Porque no sirvo, tal vez, o porque no creo. Me parece que ya lo escribí aquí una vez: soy un sacerdote que no cree en lo que predica. La fe que debería tener en lo que hago se me desvaneció hace mucho tiempo. Sólo sigo escribiendo porque no sé qué más hacer con mi tiempo. Cuando he limpiado la casa, lavado la ropa, hecho la compra, cocinado la cena, servido la comida y el agua al gato, no me queda nada más que sentarme frente al teclado para justificar mi existencia. Pero mientras trato de escribir siento la soledad que me rodea. El silencio. La falta de sentido que tiene todo. Y entonces me enfundo los zapatos de caminar y la ropa impermeable y me vengo al parque.

Mientras cumplo con mi ritual de una hora de marcha apurada en medio de los árboles intensamente verdes escucho ladrar unos perros allá abajo en el río. Parece que se acercan y yo me saco los audífonos y aprieto el paso. En un par de segundos entro en una especie de pánico y miro hacia atrás cada dos o tres pasos. Siento como si una fuerza invisible me persiguiera. Casi rompo a correr cuando oigo el estruendo de un avión que entra o sale del aeropuerto. Pero me doy cuenta de que estoy reaccionando como los locos. Porque uno se puede volver loco cuando pasa el día entero hablando solo y para escapar de la soledad no tiene otra salida que caminar en medio de un bosque solitario y tupido.

Regreso bajo la lluvia escuchando a Dylan. Una canción que me gusta mucho y de la que he encontrado en itunes veinte versiones diferentes. La canción se llama "You're gonna make me lonesome when you go" y la versión que oigo en este momento la canta Maria Muldaur. Cuando me acerco al campo sembrado que está al lado del parque veo una liebre saltar veloz para esconderse entre las ramas, con su cuerpo marrón grisáceo y su cola de reverso blanquísimo. Me paro a mirarla y ella también se para. Me mira con el rabillo del ojo un segundo antes de saltar lejos de mi vista.

Al llegar al callejón que está detrás de la casa la llovizna se hace densa y me apuro para no empaparme más de la cuenta. Al acercarme veo nuestro pote de basura solito. Todos los demás vecinos ya recogieron sus potes y el nuestro está huéfano en la esquina, como esperando amparo. Lo agarro con las dos manos y lo arrastro hasta su puesto. Después de estacionarlo le doy una palmadita en el lomo y le deseo buenas tardes.

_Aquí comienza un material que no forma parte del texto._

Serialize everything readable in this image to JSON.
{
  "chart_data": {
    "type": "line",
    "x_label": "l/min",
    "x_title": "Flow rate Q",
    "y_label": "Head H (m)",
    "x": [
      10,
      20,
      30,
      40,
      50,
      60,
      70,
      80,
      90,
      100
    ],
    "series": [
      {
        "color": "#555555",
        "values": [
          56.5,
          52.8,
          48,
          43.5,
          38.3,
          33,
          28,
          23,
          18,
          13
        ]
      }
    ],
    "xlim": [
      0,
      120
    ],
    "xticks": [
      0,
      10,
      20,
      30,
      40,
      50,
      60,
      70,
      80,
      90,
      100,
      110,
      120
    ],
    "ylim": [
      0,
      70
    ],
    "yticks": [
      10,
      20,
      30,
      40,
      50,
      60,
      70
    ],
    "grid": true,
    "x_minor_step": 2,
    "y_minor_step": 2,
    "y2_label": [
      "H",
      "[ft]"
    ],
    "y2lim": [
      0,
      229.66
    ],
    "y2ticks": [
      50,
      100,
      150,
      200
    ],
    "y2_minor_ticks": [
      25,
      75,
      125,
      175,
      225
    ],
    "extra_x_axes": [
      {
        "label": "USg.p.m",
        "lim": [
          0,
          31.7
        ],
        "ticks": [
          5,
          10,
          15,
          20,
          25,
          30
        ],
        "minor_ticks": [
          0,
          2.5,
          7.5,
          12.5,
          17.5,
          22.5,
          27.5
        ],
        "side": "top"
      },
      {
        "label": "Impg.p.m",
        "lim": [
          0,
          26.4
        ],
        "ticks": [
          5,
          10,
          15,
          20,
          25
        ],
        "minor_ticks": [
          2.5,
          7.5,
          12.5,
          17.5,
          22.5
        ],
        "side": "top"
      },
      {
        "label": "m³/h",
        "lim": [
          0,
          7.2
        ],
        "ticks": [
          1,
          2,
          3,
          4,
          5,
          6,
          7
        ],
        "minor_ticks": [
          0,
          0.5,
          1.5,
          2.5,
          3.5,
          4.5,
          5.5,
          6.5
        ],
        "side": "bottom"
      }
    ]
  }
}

Gussi me espera adentro con su cara de dónde estabas y por qué te tardaste tanto. Le muestro el pedacito de pino que le traje del parque. Siempre se alegra por estos regalos medio inútiles y juega a arrastrarlos por el pasillo por un minuto, como si se apiadara de mí por ser tan boba. Después entra en la sala y me muestra que vomitó una gran bola de pelo y yo me agacho a limpiarla mientras le converso para que no piense que ha hecho nada malo.

Me tomo un vaso de agua y subo a contarte que me estoy quedando sin anécdotas por falta de nostalgia y por carencia de quejas. Y así está por terminar este día inútil del que sólo me queda este recuento ocioso que te dejo aquí para que sepas que sigo intentando creer, aunque de otra manera.